Question

Define magnifying power of a telescope. Write its expression.
A small telescope has an objective lens of focal length $150cm$ and an eye piece of focal length $5cm$. If this telescope is used to view a $100m$ high tower $3km$ away, find the height of the final image when it is formed $25cm$ away from the eye piece.

Answer 1

Magnifying power of a telescope is defined as the ratio of the angle subtended at the eye by the image formed at the least distance of distinct vision to the angle subtended at the eye by the object lying in infinity.

Magnifying power $M=\frac{f_0}{f_e}(1+\frac{f_e}{D})$

$f_0=$ focal length of the object =150 cm; $f_e$= focal length of the eye piece= 5cm ; D= least distance of the distinct vision= 25cm

$M=\frac{-150}{5}(1+\frac{5}{25})=-36$

$M=\frac{\beta }{\alpha }=\frac{tab\beta }{tan\alpha }$ ( As angles are small)

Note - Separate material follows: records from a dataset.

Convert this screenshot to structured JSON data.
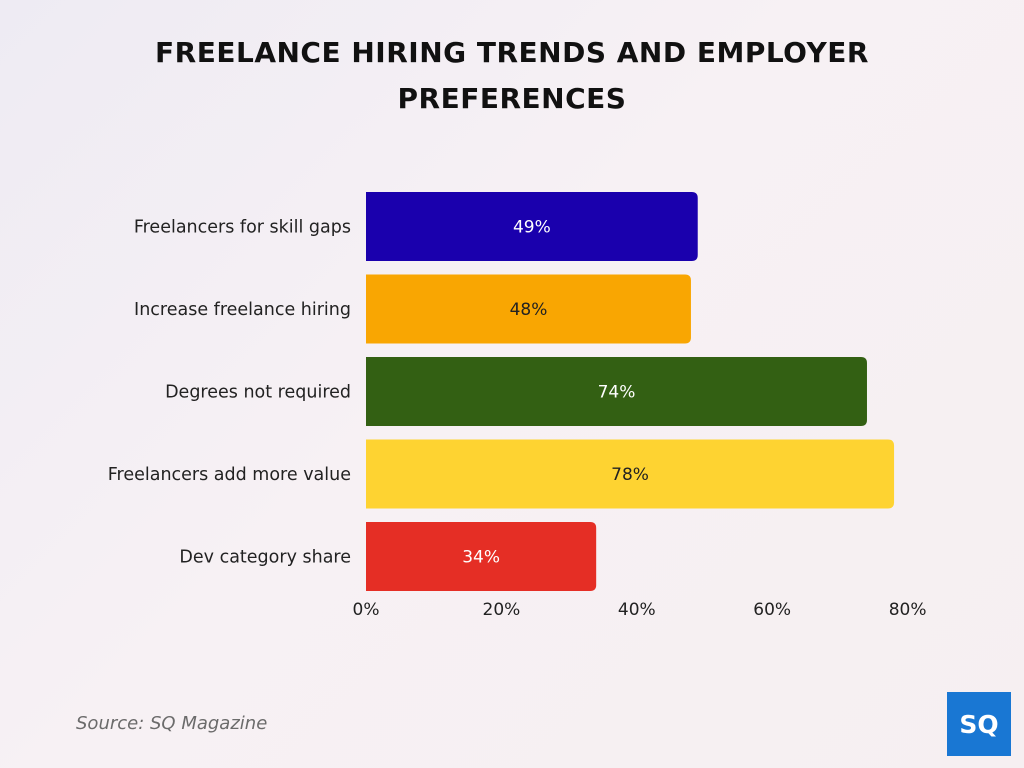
{
  "title": "FREELANCE HIRING TRENDS AND EMPLOYER PREFERENCES",
  "source": "Source: SQ Magazine",
  "logo_text": "SQ",
  "chart_data": {
    "type": "bar",
    "orientation": "horizontal",
    "categories": [
      "Freelancers for skill gaps",
      "Increase freelance hiring",
      "Degrees not required",
      "Freelancers add more value",
      "Dev category share"
    ],
    "values": [
      49,
      48,
      74,
      78,
      34
    ],
    "value_labels": [
      "49%",
      "48%",
      "74%",
      "78%",
      "34%"
    ],
    "colors": [
      "#1a00ad",
      "#f9a602",
      "#336013",
      "#fed331",
      "#e52e25"
    ],
    "label_colors": [
      "#ffffff",
      "#222222",
      "#ffffff",
      "#222222",
      "#ffffff"
    ],
    "xticks": [
      0,
      20,
      40,
      60,
      80
    ],
    "xtick_labels": [
      "0%",
      "20%",
      "40%",
      "60%",
      "80%"
    ],
    "xlim": [
      0,
      80
    ],
    "grid": false
  }
}
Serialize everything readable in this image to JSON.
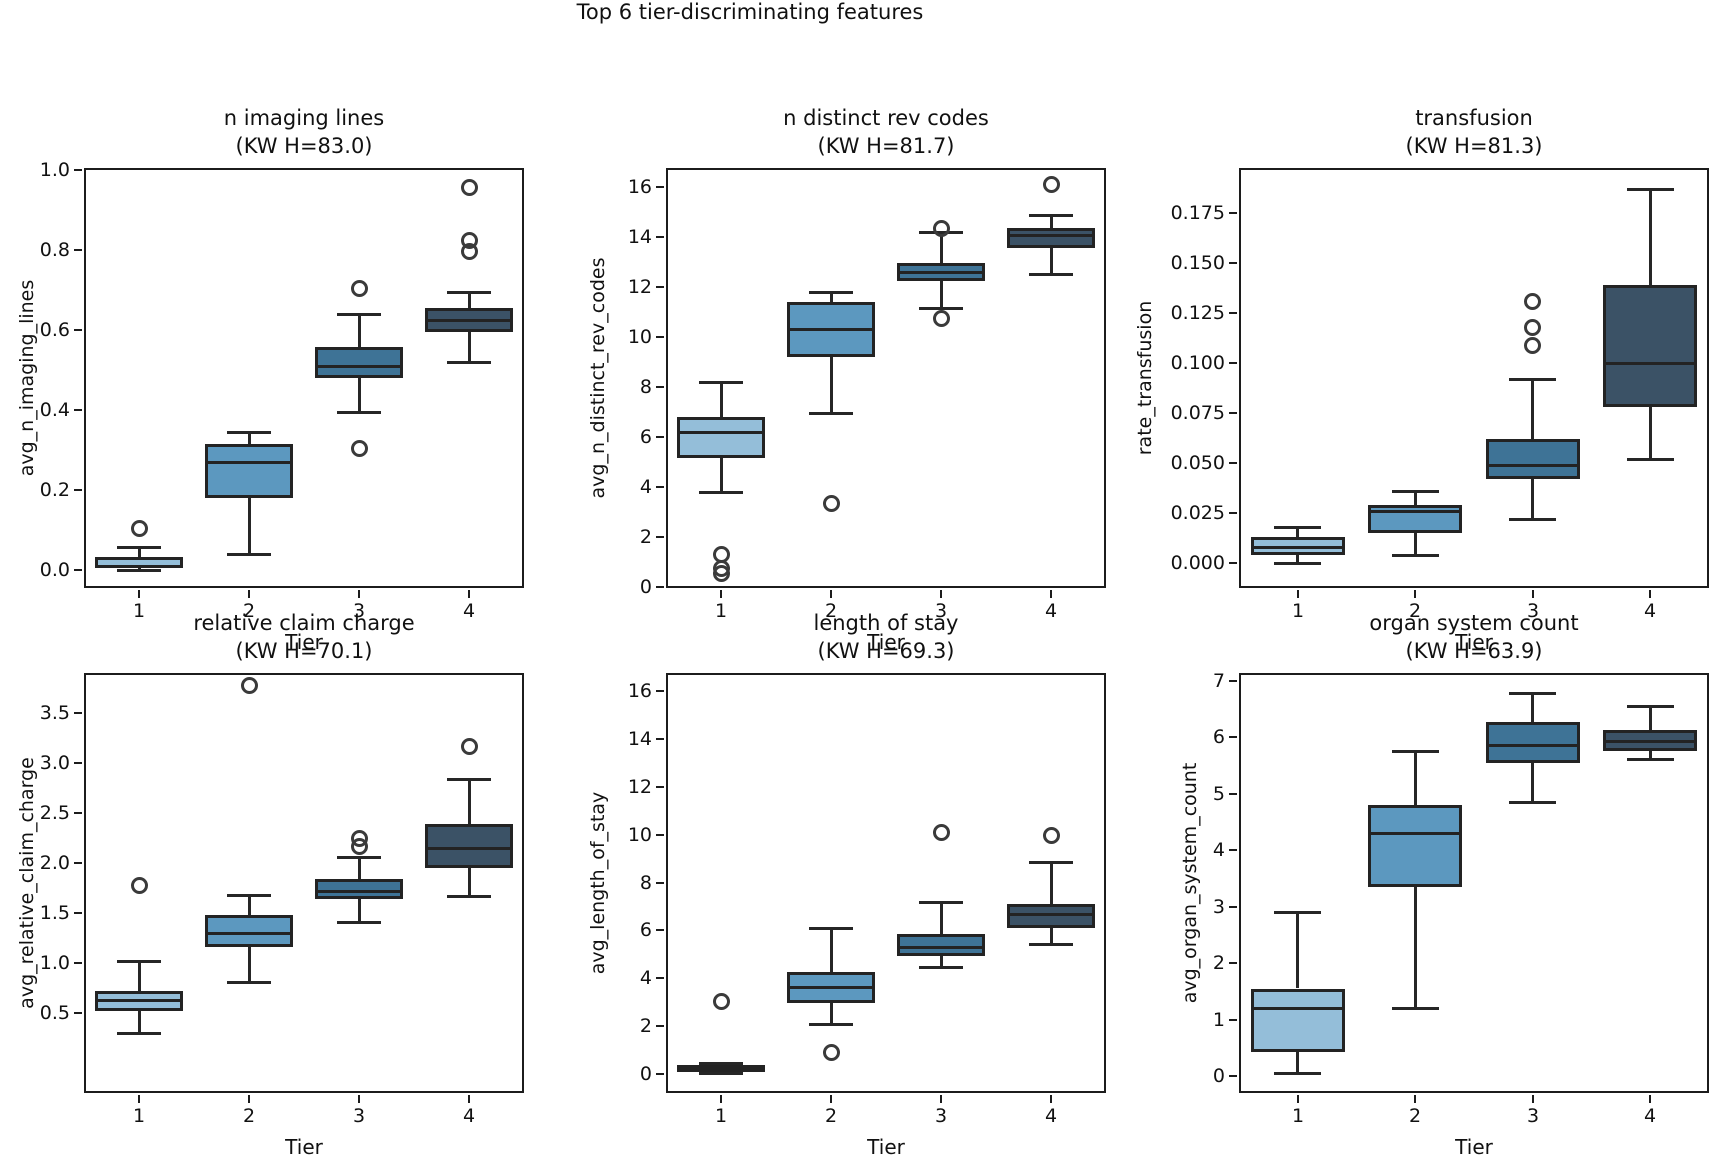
{
  "figure": {
    "suptitle": "Top 6 tier-discriminating features"
  },
  "palette": {
    "tier_colors": [
      "#94bed9",
      "#5c98bf",
      "#3e7396",
      "#3b5266"
    ],
    "box_edge": "#232323",
    "whisker": "#262626",
    "outlier_edge": "#3a3a3a",
    "text": "#111111"
  },
  "tier_axis": {
    "label": "Tier",
    "categories": [
      "1",
      "2",
      "3",
      "4"
    ]
  },
  "chart_data": [
    {
      "type": "box",
      "title": "n imaging lines",
      "subtitle": "(KW H=83.0)",
      "kw_h": 83.0,
      "ylabel": "avg_n_imaging_lines",
      "yticks": [
        0.0,
        0.2,
        0.4,
        0.6,
        0.8,
        1.0
      ],
      "ytick_decimals": 1,
      "ylim": [
        -0.045,
        1.005
      ],
      "boxes": [
        {
          "tier": "1",
          "whislo": 0.0,
          "q1": 0.004,
          "med": 0.01,
          "q3": 0.032,
          "whishi": 0.056,
          "outliers": [
            0.105
          ]
        },
        {
          "tier": "2",
          "whislo": 0.04,
          "q1": 0.18,
          "med": 0.27,
          "q3": 0.315,
          "whishi": 0.345,
          "outliers": []
        },
        {
          "tier": "3",
          "whislo": 0.395,
          "q1": 0.48,
          "med": 0.51,
          "q3": 0.558,
          "whishi": 0.64,
          "outliers": [
            0.705,
            0.305
          ]
        },
        {
          "tier": "4",
          "whislo": 0.52,
          "q1": 0.595,
          "med": 0.625,
          "q3": 0.655,
          "whishi": 0.695,
          "outliers": [
            0.955,
            0.825,
            0.795
          ]
        }
      ]
    },
    {
      "type": "box",
      "title": "n distinct rev codes",
      "subtitle": "(KW H=81.7)",
      "kw_h": 81.7,
      "ylabel": "avg_n_distinct_rev_codes",
      "yticks": [
        0,
        2,
        4,
        6,
        8,
        10,
        12,
        14,
        16
      ],
      "ytick_decimals": 0,
      "ylim": [
        -0.04,
        16.76
      ],
      "boxes": [
        {
          "tier": "1",
          "whislo": 3.8,
          "q1": 5.15,
          "med": 6.2,
          "q3": 6.8,
          "whishi": 8.2,
          "outliers": [
            1.3,
            0.75,
            0.55
          ]
        },
        {
          "tier": "2",
          "whislo": 6.95,
          "q1": 9.2,
          "med": 10.3,
          "q3": 11.4,
          "whishi": 11.8,
          "outliers": [
            3.35
          ]
        },
        {
          "tier": "3",
          "whislo": 11.15,
          "q1": 12.25,
          "med": 12.6,
          "q3": 12.95,
          "whishi": 14.2,
          "outliers": [
            14.35,
            10.75
          ]
        },
        {
          "tier": "4",
          "whislo": 12.5,
          "q1": 13.55,
          "med": 14.05,
          "q3": 14.35,
          "whishi": 14.85,
          "outliers": [
            16.1
          ]
        }
      ]
    },
    {
      "type": "box",
      "title": "transfusion",
      "subtitle": "(KW H=81.3)",
      "kw_h": 81.3,
      "ylabel": "rate_transfusion",
      "yticks": [
        0.0,
        0.025,
        0.05,
        0.075,
        0.1,
        0.125,
        0.15,
        0.175
      ],
      "ytick_decimals": 3,
      "ylim": [
        -0.0125,
        0.1975
      ],
      "boxes": [
        {
          "tier": "1",
          "whislo": 0.0,
          "q1": 0.004,
          "med": 0.008,
          "q3": 0.013,
          "whishi": 0.018,
          "outliers": []
        },
        {
          "tier": "2",
          "whislo": 0.004,
          "q1": 0.015,
          "med": 0.026,
          "q3": 0.029,
          "whishi": 0.036,
          "outliers": []
        },
        {
          "tier": "3",
          "whislo": 0.022,
          "q1": 0.042,
          "med": 0.049,
          "q3": 0.062,
          "whishi": 0.092,
          "outliers": [
            0.131,
            0.118,
            0.109
          ]
        },
        {
          "tier": "4",
          "whislo": 0.052,
          "q1": 0.078,
          "med": 0.1,
          "q3": 0.139,
          "whishi": 0.187,
          "outliers": []
        }
      ]
    },
    {
      "type": "box",
      "title": "relative claim charge",
      "subtitle": "(KW H=70.1)",
      "kw_h": 70.1,
      "ylabel": "avg_relative_claim_charge",
      "yticks": [
        0.5,
        1.0,
        1.5,
        2.0,
        2.5,
        3.0,
        3.5
      ],
      "ytick_decimals": 1,
      "ylim": [
        -0.3,
        3.9
      ],
      "boxes": [
        {
          "tier": "1",
          "whislo": 0.3,
          "q1": 0.52,
          "med": 0.63,
          "q3": 0.72,
          "whishi": 1.02,
          "outliers": [
            1.78
          ]
        },
        {
          "tier": "2",
          "whislo": 0.81,
          "q1": 1.16,
          "med": 1.3,
          "q3": 1.48,
          "whishi": 1.68,
          "outliers": [
            3.78
          ]
        },
        {
          "tier": "3",
          "whislo": 1.41,
          "q1": 1.64,
          "med": 1.72,
          "q3": 1.84,
          "whishi": 2.06,
          "outliers": [
            2.25,
            2.17
          ]
        },
        {
          "tier": "4",
          "whislo": 1.67,
          "q1": 1.95,
          "med": 2.15,
          "q3": 2.39,
          "whishi": 2.84,
          "outliers": [
            3.17
          ]
        }
      ]
    },
    {
      "type": "box",
      "title": "length of stay",
      "subtitle": "(KW H=69.3)",
      "kw_h": 69.3,
      "ylabel": "avg_length_of_stay",
      "yticks": [
        0,
        2,
        4,
        6,
        8,
        10,
        12,
        14,
        16
      ],
      "ytick_decimals": 0,
      "ylim": [
        -0.78,
        16.74
      ],
      "boxes": [
        {
          "tier": "1",
          "whislo": 0.02,
          "q1": 0.08,
          "med": 0.22,
          "q3": 0.38,
          "whishi": 0.47,
          "outliers": [
            3.05
          ]
        },
        {
          "tier": "2",
          "whislo": 2.09,
          "q1": 2.96,
          "med": 3.63,
          "q3": 4.27,
          "whishi": 6.1,
          "outliers": [
            0.9
          ]
        },
        {
          "tier": "3",
          "whislo": 4.45,
          "q1": 4.95,
          "med": 5.3,
          "q3": 5.85,
          "whishi": 7.15,
          "outliers": [
            10.1
          ]
        },
        {
          "tier": "4",
          "whislo": 5.4,
          "q1": 6.1,
          "med": 6.65,
          "q3": 7.1,
          "whishi": 8.85,
          "outliers": [
            9.95
          ]
        }
      ]
    },
    {
      "type": "box",
      "title": "organ system count",
      "subtitle": "(KW H=63.9)",
      "kw_h": 63.9,
      "ylabel": "avg_organ_system_count",
      "yticks": [
        0,
        1,
        2,
        3,
        4,
        5,
        6,
        7
      ],
      "ytick_decimals": 0,
      "ylim": [
        -0.3,
        7.14
      ],
      "boxes": [
        {
          "tier": "1",
          "whislo": 0.04,
          "q1": 0.44,
          "med": 1.2,
          "q3": 1.55,
          "whishi": 2.9,
          "outliers": []
        },
        {
          "tier": "2",
          "whislo": 1.2,
          "q1": 3.35,
          "med": 4.3,
          "q3": 4.8,
          "whishi": 5.75,
          "outliers": []
        },
        {
          "tier": "3",
          "whislo": 4.85,
          "q1": 5.55,
          "med": 5.85,
          "q3": 6.27,
          "whishi": 6.77,
          "outliers": []
        },
        {
          "tier": "4",
          "whislo": 5.6,
          "q1": 5.75,
          "med": 5.93,
          "q3": 6.13,
          "whishi": 6.55,
          "outliers": []
        }
      ]
    }
  ]
}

$tan\alpha =\frac{H}{u}=\frac{100}{3000}=\frac{1}{30}$ where H= height of the object and u= distance of the object from the objective.

$M=\frac{tan\beta }{\left(1/30\right)}=\frac{-36}{30}=\frac{H^{\prime }}{D}$; H'= height of the image and D= distance of the image formation

Thus, $H^{\prime }=\frac{-36\times 25}{30}=-30cm$

Negative sign indicate that we get an inverted image.